It’s been nearly 16 years since Greg Raymer won the WSOP Main Event, but he’s still stacking chips. On Monday, the former world champ shipped the $1,650 Heartland Poker Tour Main Event at Ameristar East Casino in Chicago. He won $171,411 for his efforts, and set a record with his fifth HPT title.
The always humble Raymer was quick to admit to having good fortune in the Windy City. After dusting off his heads-up opponent, Evan Bethyo, he said “luck was on my side in the heads-up play.”
The 2004 world champ battled back from a 2-1 chip disadvantage to defeat Bethyo. Part of that comeback was thanks to a lucky river card on the first hand of heads-up play. Raymer rivered a better two-pair to double-up into the chip lead right off the bat.

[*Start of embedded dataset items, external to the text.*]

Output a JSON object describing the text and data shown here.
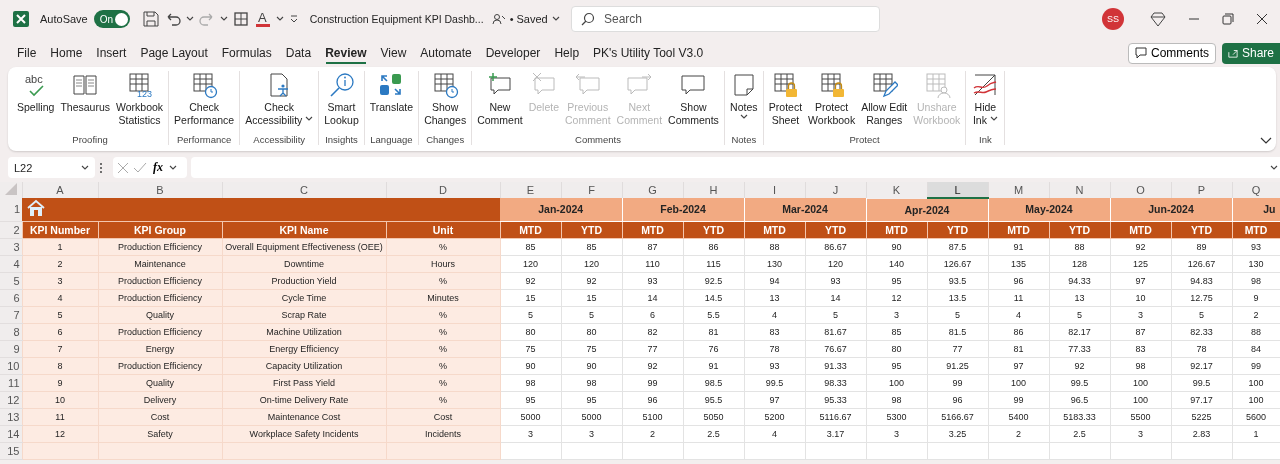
{
  "title_bar": {
    "autosave_label": "AutoSave",
    "autosave_on": true,
    "toggle_text": "On",
    "font_color_letter": "A",
    "document_title": "Construction Equipment KPI Dashb...",
    "save_status": "• Saved",
    "search_placeholder": "Search",
    "user_initials": "SS"
  },
  "menu_tabs": [
    {
      "label": "File",
      "selected": false
    },
    {
      "label": "Home",
      "selected": false
    },
    {
      "label": "Insert",
      "selected": false
    },
    {
      "label": "Page Layout",
      "selected": false
    },
    {
      "label": "Formulas",
      "selected": false
    },
    {
      "label": "Data",
      "selected": false
    },
    {
      "label": "Review",
      "selected": true
    },
    {
      "label": "View",
      "selected": false
    },
    {
      "label": "Automate",
      "selected": false
    },
    {
      "label": "Developer",
      "selected": false
    },
    {
      "label": "Help",
      "selected": false
    },
    {
      "label": "PK's Utility Tool V3.0",
      "selected": false
    }
  ],
  "comments_button": "Comments",
  "share_button": "Share",
  "ribbon": [
    {
      "label": "Proofing",
      "commands": [
        {
          "lines": [
            "Spelling"
          ],
          "kind": "spelling",
          "icon_text": "abc",
          "disabled": false
        },
        {
          "lines": [
            "Thesaurus"
          ],
          "kind": "book",
          "disabled": false
        },
        {
          "lines": [
            "Workbook",
            "Statistics"
          ],
          "kind": "stats",
          "icon_text": "123",
          "disabled": false
        }
      ]
    },
    {
      "label": "Performance",
      "commands": [
        {
          "lines": [
            "Check",
            "Performance"
          ],
          "kind": "gridclock",
          "disabled": false
        }
      ]
    },
    {
      "label": "Accessibility",
      "commands": [
        {
          "lines": [
            "Check",
            "Accessibility"
          ],
          "kind": "access",
          "dropdown": true,
          "disabled": false
        }
      ]
    },
    {
      "label": "Insights",
      "commands": [
        {
          "lines": [
            "Smart",
            "Lookup"
          ],
          "kind": "lookup",
          "disabled": false
        }
      ]
    },
    {
      "label": "Language",
      "commands": [
        {
          "lines": [
            "Translate"
          ],
          "kind": "translate",
          "disabled": false
        }
      ]
    },
    {
      "label": "Changes",
      "commands": [
        {
          "lines": [
            "Show",
            "Changes"
          ],
          "kind": "gridclock",
          "disabled": false
        }
      ]
    },
    {
      "label": "Comments",
      "commands": [
        {
          "lines": [
            "New",
            "Comment"
          ],
          "kind": "newcomment",
          "disabled": false
        },
        {
          "lines": [
            "Delete"
          ],
          "kind": "delcomment",
          "disabled": true
        },
        {
          "lines": [
            "Previous",
            "Comment"
          ],
          "kind": "prevcomment",
          "disabled": true
        },
        {
          "lines": [
            "Next",
            "Comment"
          ],
          "kind": "nextcomment",
          "disabled": true
        },
        {
          "lines": [
            "Show",
            "Comments"
          ],
          "kind": "comment",
          "disabled": false
        }
      ]
    },
    {
      "label": "Notes",
      "commands": [
        {
          "lines": [
            "Notes"
          ],
          "kind": "note",
          "dropdown": true,
          "disabled": false
        }
      ]
    },
    {
      "label": "Protect",
      "commands": [
        {
          "lines": [
            "Protect",
            "Sheet"
          ],
          "kind": "gridlock",
          "disabled": false
        },
        {
          "lines": [
            "Protect",
            "Workbook"
          ],
          "kind": "gridlock",
          "disabled": false
        },
        {
          "lines": [
            "Allow Edit",
            "Ranges"
          ],
          "kind": "gridpencil",
          "disabled": false
        },
        {
          "lines": [
            "Unshare",
            "Workbook"
          ],
          "kind": "gridperson",
          "disabled": true
        }
      ]
    },
    {
      "label": "Ink",
      "commands": [
        {
          "lines": [
            "Hide",
            "Ink"
          ],
          "kind": "ink",
          "dropdown": true,
          "disabled": false
        }
      ]
    }
  ],
  "formula_bar": {
    "name_box": "L22",
    "function_label": "fx"
  },
  "sheet": {
    "columns": [
      {
        "letter": "A",
        "selected": false
      },
      {
        "letter": "B",
        "selected": false
      },
      {
        "letter": "C",
        "selected": false
      },
      {
        "letter": "D",
        "selected": false
      },
      {
        "letter": "E",
        "selected": false
      },
      {
        "letter": "F",
        "selected": false
      },
      {
        "letter": "G",
        "selected": false
      },
      {
        "letter": "H",
        "selected": false
      },
      {
        "letter": "I",
        "selected": false
      },
      {
        "letter": "J",
        "selected": false
      },
      {
        "letter": "K",
        "selected": false
      },
      {
        "letter": "L",
        "selected": true
      },
      {
        "letter": "M",
        "selected": false
      },
      {
        "letter": "N",
        "selected": false
      },
      {
        "letter": "O",
        "selected": false
      },
      {
        "letter": "P",
        "selected": false
      },
      {
        "letter": "Q",
        "selected": false
      }
    ],
    "row_numbers": [
      "1",
      "2",
      "3",
      "4",
      "5",
      "6",
      "7",
      "8",
      "9",
      "10",
      "11",
      "12",
      "13",
      "14",
      "15"
    ],
    "months": [
      "Jan-2024",
      "Feb-2024",
      "Mar-2024",
      "Apr-2024",
      "May-2024",
      "Jun-2024",
      "Ju"
    ],
    "header": [
      "KPI Number",
      "KPI Group",
      "KPI Name",
      "Unit",
      "MTD",
      "YTD",
      "MTD",
      "YTD",
      "MTD",
      "YTD",
      "MTD",
      "YTD",
      "MTD",
      "YTD",
      "MTD",
      "YTD",
      "MTD"
    ],
    "rows": [
      [
        "1",
        "Production Efficiency",
        "Overall Equipment Effectiveness (OEE)",
        "%",
        "85",
        "85",
        "87",
        "86",
        "88",
        "86.67",
        "90",
        "87.5",
        "91",
        "88",
        "92",
        "89",
        "93"
      ],
      [
        "2",
        "Maintenance",
        "Downtime",
        "Hours",
        "120",
        "120",
        "110",
        "115",
        "130",
        "120",
        "140",
        "126.67",
        "135",
        "128",
        "125",
        "126.67",
        "130"
      ],
      [
        "3",
        "Production Efficiency",
        "Production Yield",
        "%",
        "92",
        "92",
        "93",
        "92.5",
        "94",
        "93",
        "95",
        "93.5",
        "96",
        "94.33",
        "97",
        "94.83",
        "98"
      ],
      [
        "4",
        "Production Efficiency",
        "Cycle Time",
        "Minutes",
        "15",
        "15",
        "14",
        "14.5",
        "13",
        "14",
        "12",
        "13.5",
        "11",
        "13",
        "10",
        "12.75",
        "9"
      ],
      [
        "5",
        "Quality",
        "Scrap Rate",
        "%",
        "5",
        "5",
        "6",
        "5.5",
        "4",
        "5",
        "3",
        "5",
        "4",
        "5",
        "3",
        "5",
        "2"
      ],
      [
        "6",
        "Production Efficiency",
        "Machine Utilization",
        "%",
        "80",
        "80",
        "82",
        "81",
        "83",
        "81.67",
        "85",
        "81.5",
        "86",
        "82.17",
        "87",
        "82.33",
        "88"
      ],
      [
        "7",
        "Energy",
        "Energy Efficiency",
        "%",
        "75",
        "75",
        "77",
        "76",
        "78",
        "76.67",
        "80",
        "77",
        "81",
        "77.33",
        "83",
        "78",
        "84"
      ],
      [
        "8",
        "Production Efficiency",
        "Capacity Utilization",
        "%",
        "90",
        "90",
        "92",
        "91",
        "93",
        "91.33",
        "95",
        "91.25",
        "97",
        "92",
        "98",
        "92.17",
        "99"
      ],
      [
        "9",
        "Quality",
        "First Pass Yield",
        "%",
        "98",
        "98",
        "99",
        "98.5",
        "99.5",
        "98.33",
        "100",
        "99",
        "100",
        "99.5",
        "100",
        "99.5",
        "100"
      ],
      [
        "10",
        "Delivery",
        "On-time Delivery Rate",
        "%",
        "95",
        "95",
        "96",
        "95.5",
        "97",
        "95.33",
        "98",
        "96",
        "99",
        "96.5",
        "100",
        "97.17",
        "100"
      ],
      [
        "11",
        "Cost",
        "Maintenance Cost",
        "Cost",
        "5000",
        "5000",
        "5100",
        "5050",
        "5200",
        "5116.67",
        "5300",
        "5166.67",
        "5400",
        "5183.33",
        "5500",
        "5225",
        "5600"
      ],
      [
        "12",
        "Safety",
        "Workplace Safety Incidents",
        "Incidents",
        "3",
        "3",
        "2",
        "2.5",
        "4",
        "3.17",
        "3",
        "3.25",
        "2",
        "2.5",
        "3",
        "2.83",
        "1"
      ]
    ]
  }
}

Bethyo didn’t win, but he picked up his first-ever large poker tournament score, so it was still a successful event. He earned $104,789 for his impressive performance.
Raymer Keeps on Winning
Raymer might be one of the most underrated world champions ever. After shipping the Main Event in 2004 for $5 million, he faded a bit from the limelight, but not from the poker community.

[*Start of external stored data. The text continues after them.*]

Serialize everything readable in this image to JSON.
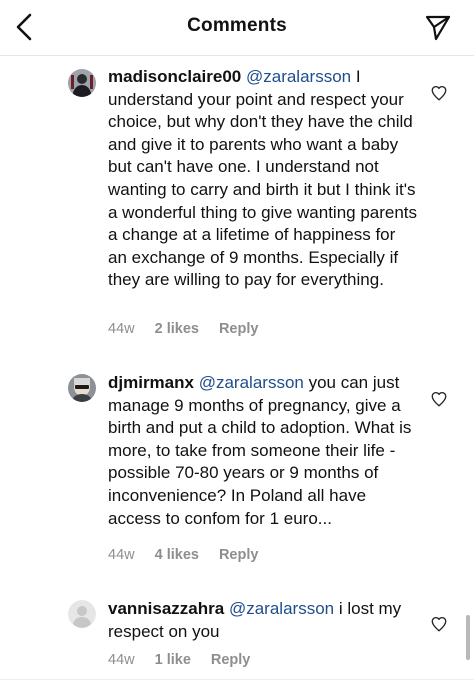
{
  "header": {
    "title": "Comments",
    "back_icon": "chevron-left-icon",
    "send_icon": "paper-plane-icon"
  },
  "comments": [
    {
      "username": "madisonclaire00",
      "mention": "@zaralarsson",
      "text": " I understand your point and respect your choice, but why don't they have the child and give it to parents who want a baby but can't have one. I understand not wanting to carry and birth it but I think it's a wonderful thing to give wanting parents a change at a lifetime of happiness for an exchange of 9 months. Especially if they are willing to pay for everything.",
      "time": "44w",
      "likes": "2 likes",
      "reply": "Reply"
    },
    {
      "username": "djmirmanx",
      "mention": "@zaralarsson",
      "text": " you can just manage 9 months of pregnancy, give a birth and put a child to adoption. What is more, to take from someone their life - possible 70-80 years or 9 months of inconvenience? In Poland all have access to confom for 1 euro...",
      "time": "44w",
      "likes": "4 likes",
      "reply": "Reply"
    },
    {
      "username": "vannisazzahra",
      "mention": "@zaralarsson",
      "text": " i lost my respect on you",
      "time": "44w",
      "likes": "1 like",
      "reply": "Reply"
    }
  ],
  "colors": {
    "mention": "#1f4e8c",
    "meta": "#8e8e8e",
    "text": "#111111"
  }
}
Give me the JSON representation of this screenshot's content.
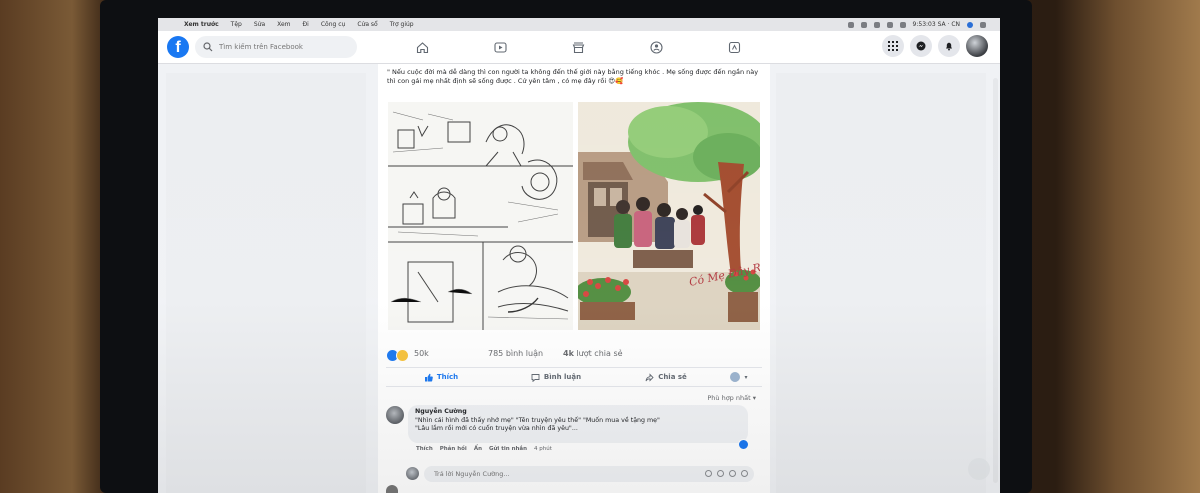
{
  "menubar": {
    "apple": "",
    "items": [
      "Xem trước",
      "Tệp",
      "Sửa",
      "Xem",
      "Đi",
      "Công cụ",
      "Cửa sổ",
      "Trợ giúp"
    ],
    "clock": "9:53:03 SA · CN"
  },
  "facebook": {
    "logo": "f",
    "search_placeholder": "Tìm kiếm trên Facebook",
    "nav_icons": [
      "home-icon",
      "watch-icon",
      "marketplace-icon",
      "groups-icon",
      "gaming-icon"
    ],
    "right_icons": [
      "menu-grid-icon",
      "messenger-icon",
      "notifications-icon",
      "profile-avatar"
    ]
  },
  "post": {
    "text": "\" Nếu cuộc đời mà dễ dàng thì con người ta không đến thế giới này bằng tiếng khóc . Mẹ sống được đến ngần này thì con gái mẹ nhất định sẽ sống được . Cứ yên tâm , có mẹ đây rồi 😍🥰",
    "painting_caption": "Có Mẹ Đây Rồi !!!",
    "reaction_count": "50k",
    "comments_count": "785 bình luận",
    "shares_count_strong": "4k",
    "shares_count_rest": " lượt chia sẻ",
    "actions": {
      "like": "Thích",
      "comment": "Bình luận",
      "share": "Chia sẻ"
    },
    "sort_label": "Phù hợp nhất"
  },
  "comment": {
    "author": "Nguyễn Cường",
    "lines": [
      "\"Nhìn cái hình đã thấy nhớ mẹ\" \"Tên truyện yêu thế\" \"Muốn mua về tặng mẹ\"",
      "\"Lâu lắm rồi mới có cuốn truyện vừa nhìn đã yêu\"..."
    ],
    "meta": {
      "like": "Thích",
      "reply": "Phản hồi",
      "hide": "Ẩn",
      "send": "Gửi tin nhắn",
      "time": "4 phút"
    }
  },
  "reply": {
    "placeholder": "Trả lời Nguyễn Cường..."
  },
  "colors": {
    "fb_blue": "#1877f2",
    "bg": "#f0f2f5"
  }
}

Instead of chasing even bigger winnings playing high rollers, Raymer decided on a different poker niche. He now grinds the mid-stakes poker circuit, such as the Heartland Poker Tour, where he’s now won a tour Main Event five times — the most in history.
Since winning the main event, Raymer has added nearly $3 million to his tournament resume. Considering the mid-stakes he’s playing, that’s quite impressive.

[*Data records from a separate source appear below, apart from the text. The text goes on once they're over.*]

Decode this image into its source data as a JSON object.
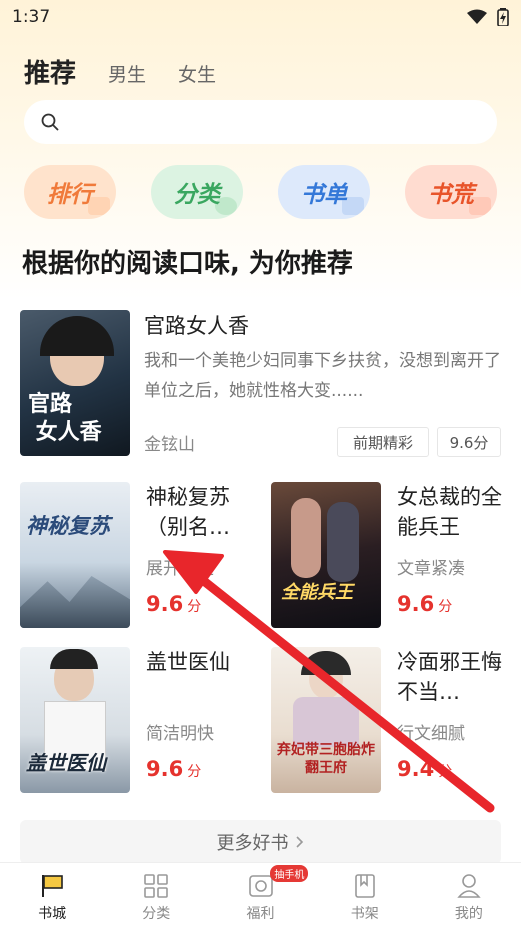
{
  "status": {
    "time": "1:37"
  },
  "header": {
    "tabs": [
      {
        "label": "推荐",
        "active": true
      },
      {
        "label": "男生",
        "active": false
      },
      {
        "label": "女生",
        "active": false
      }
    ]
  },
  "search": {
    "placeholder": ""
  },
  "quick_links": [
    {
      "label": "排行",
      "color": "#f07a3a",
      "bg": "#ffe3cc"
    },
    {
      "label": "分类",
      "color": "#3aa760",
      "bg": "#dcf3e2"
    },
    {
      "label": "书单",
      "color": "#3478d8",
      "bg": "#dde9fb"
    },
    {
      "label": "书荒",
      "color": "#e8542a",
      "bg": "#ffdcd0"
    }
  ],
  "section": {
    "title": "根据你的阅读口味, 为你推荐"
  },
  "featured": {
    "title": "官路女人香",
    "description": "我和一个美艳少妇同事下乡扶贫，没想到离开了单位之后，她就性格大变......",
    "author": "金铉山",
    "tag": "前期精彩",
    "score": "9.6分",
    "cover_text": "官路\n女人香"
  },
  "books": [
    {
      "title": "神秘复苏（别名…",
      "style": "展开迅速",
      "score": "9.6",
      "unit": "分",
      "cover_text": "神秘复苏"
    },
    {
      "title": "女总裁的全能兵王",
      "style": "文章紧凑",
      "score": "9.6",
      "unit": "分",
      "cover_text": "全能兵王"
    },
    {
      "title": "盖世医仙",
      "style": "简洁明快",
      "score": "9.6",
      "unit": "分",
      "cover_text": "盖世医仙"
    },
    {
      "title": "冷面邪王悔不当…",
      "style": "行文细腻",
      "score": "9.4",
      "unit": "分",
      "cover_text": "弃妃带三胞胎炸翻王府"
    }
  ],
  "more": {
    "label": "更多好书"
  },
  "bottom_nav": [
    {
      "label": "书城",
      "icon": "flag-icon",
      "active": true
    },
    {
      "label": "分类",
      "icon": "grid-icon",
      "active": false
    },
    {
      "label": "福利",
      "icon": "gift-icon",
      "active": false,
      "badge": "抽手机"
    },
    {
      "label": "书架",
      "icon": "bookshelf-icon",
      "active": false
    },
    {
      "label": "我的",
      "icon": "person-icon",
      "active": false
    }
  ]
}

Raymer has proven his WSOP Main Event title was no fluke. He has yet to win another gold bracelet, but he’s racked up 41 cashes at the World Series of Poker, including six last summer. The fact is, he doesn’t need to continue winning bracelets to prove he’s a legit poker player. His five HPT titles and $3 million in cashes since becoming world champion speaks for itself.
“Fossilman” defeated a large field of 520 runners at the Ameristar. He’s been a master of weeding his way through massive field tournaments over the years, including the 2004 WSOP Main Event in which had 2,576 entries. Granted, that’s only about one-third of the field-size in that tournament these days, but that doesn’t make his accomplishment any less impressive.